The study, carried out by researchers from the University of Exeter and Peruvian conservation organisation ProDelphinus, has been published in the journal Fisheries Research. “People worry about industrial fisheries but a real concern that people are waking up to is small-scale fisheries,” said Prof Brendan Godley, of the University of Exeter’s centre for ecology and conservation. “These are small vessels but they exist in such huge numbers that they can have a massive impact on ecosystems.”

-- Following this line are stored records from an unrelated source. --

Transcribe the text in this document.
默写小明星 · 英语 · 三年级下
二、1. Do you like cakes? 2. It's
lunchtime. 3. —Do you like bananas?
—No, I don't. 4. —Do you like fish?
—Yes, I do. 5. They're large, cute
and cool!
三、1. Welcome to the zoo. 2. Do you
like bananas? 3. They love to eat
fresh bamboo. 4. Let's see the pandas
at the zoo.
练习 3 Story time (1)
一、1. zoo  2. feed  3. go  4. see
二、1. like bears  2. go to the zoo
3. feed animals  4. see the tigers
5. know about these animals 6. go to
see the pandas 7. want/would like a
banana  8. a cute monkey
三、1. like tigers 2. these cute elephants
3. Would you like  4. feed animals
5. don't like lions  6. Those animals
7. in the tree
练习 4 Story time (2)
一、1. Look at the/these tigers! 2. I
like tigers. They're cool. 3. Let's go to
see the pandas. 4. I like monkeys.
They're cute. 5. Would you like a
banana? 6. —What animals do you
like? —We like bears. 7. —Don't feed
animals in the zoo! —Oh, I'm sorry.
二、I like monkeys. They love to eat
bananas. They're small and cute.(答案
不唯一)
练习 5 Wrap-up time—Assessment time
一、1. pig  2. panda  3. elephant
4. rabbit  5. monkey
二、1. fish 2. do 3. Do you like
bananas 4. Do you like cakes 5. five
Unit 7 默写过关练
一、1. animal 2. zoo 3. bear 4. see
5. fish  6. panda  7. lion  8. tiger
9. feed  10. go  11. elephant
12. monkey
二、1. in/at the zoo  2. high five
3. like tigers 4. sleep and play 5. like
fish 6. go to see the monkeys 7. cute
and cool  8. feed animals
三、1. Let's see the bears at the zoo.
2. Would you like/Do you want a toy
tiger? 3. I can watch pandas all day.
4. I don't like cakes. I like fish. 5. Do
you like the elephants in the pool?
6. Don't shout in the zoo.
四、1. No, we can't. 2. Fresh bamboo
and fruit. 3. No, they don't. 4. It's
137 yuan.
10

Turtles living in the area covered by the study include leatherbacks, critically endangered in the east Pacific, and the hawksbill turtle, which has critically endangered status worldwide. “This work highlights the importance and the benefits of our approach of engaging with fishers,” said Dr Joanna Alfaro, director of ProDelphinus. “We are actively working with fishers in this region to develop and implement solutions to bycatch – not just to improve the situation for turtles but for the health of fisheries and fish stocks. “Our goal is to develop fisheries that are sustainable for small-scale fishing communities and the species with which they interact.” The study, supported by the Government’s Darwin Initiative, was designed to fill data gaps and identify priority areas for future conservation work.